By Gloucestershire Echo | Posted: May 04, 2014
My heart sinks when I see a drum kit as big as the Ritz. It usually means a user with an ego to match.
No problem on this occasion, the owner was Billy Cobham a modest man with nothing to be modest about.
He’s universally acclaimed as the greatest drummer and leader in fusion, and beginning with impressive jazz roots he’s played with:
Miles Davis, Freddie Hubbard, Larry Coryell, Horace Silver, George Benson, The Brecker Brothers, John McLaughlin’s Mahavishnu Orchestra, The Grateful Dead … the list goes on.
Dressed all in white with a headband, he acknowledged a huge ovation and sitting behind that enormous battery, he was off at full explosive power, but at a volume level well below ear damage level.
And every bit of kit seemed essential, with hands shooting up at 45 degrees to far-ranged cymbals.
Thriving on all that speed, accuracy and cosmic thrust was an incredibly tight and professional band, with bass, guitar, two keyboards and steel pan.
The varied self-composed material was from an album about Billy’s family, much of it in a cheerful major key. Name checking titles was rare and each tune ran long.
Long enough for skilled bluesy delving from Jean-Maris Ecay’s guitar, all kinds of modes from keyboardists Christophe Cravero and Camelia Ben Naceur, rolling grooves from bassist Michael Mondesir and the chiming, clashing dissecting effect of Junior Gill’s steel pan.
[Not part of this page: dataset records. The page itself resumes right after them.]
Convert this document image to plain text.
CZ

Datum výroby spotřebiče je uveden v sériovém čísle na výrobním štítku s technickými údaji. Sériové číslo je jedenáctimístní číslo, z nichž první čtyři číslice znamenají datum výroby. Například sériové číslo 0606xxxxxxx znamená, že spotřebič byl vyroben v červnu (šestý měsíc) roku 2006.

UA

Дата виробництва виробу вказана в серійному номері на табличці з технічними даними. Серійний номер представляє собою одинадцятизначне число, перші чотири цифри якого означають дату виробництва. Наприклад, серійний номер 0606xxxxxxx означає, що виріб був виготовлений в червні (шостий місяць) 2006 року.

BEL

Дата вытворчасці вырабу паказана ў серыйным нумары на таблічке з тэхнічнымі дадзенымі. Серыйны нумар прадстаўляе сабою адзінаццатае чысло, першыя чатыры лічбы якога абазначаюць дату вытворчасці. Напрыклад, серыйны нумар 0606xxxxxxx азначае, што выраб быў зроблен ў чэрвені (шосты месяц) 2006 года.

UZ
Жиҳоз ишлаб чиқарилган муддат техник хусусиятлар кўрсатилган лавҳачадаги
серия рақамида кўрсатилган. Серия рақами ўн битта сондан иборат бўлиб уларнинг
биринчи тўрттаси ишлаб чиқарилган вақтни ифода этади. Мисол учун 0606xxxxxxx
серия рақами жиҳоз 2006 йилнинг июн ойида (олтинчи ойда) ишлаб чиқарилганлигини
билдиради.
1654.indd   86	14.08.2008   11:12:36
The latter added a strange distinction to the music, at times giving an oldy worldy hurdy gurdy effect.
Billy was seriously ill a few years ago. But now hale and hearty he dedicated one nostalgic composition to a hospital, with Cravero switching to violin to express classical sounding thanks.
Complexity had little to do with all this, and in most hands a frequent offbeat would be a killing deadbeat. Billy’s skill and varied technique however largely eliminated same-iness,
And the final secret weapon was an Indian microphone mouth-drummer, who Billy outmouthed before the two of them produced a storming duet.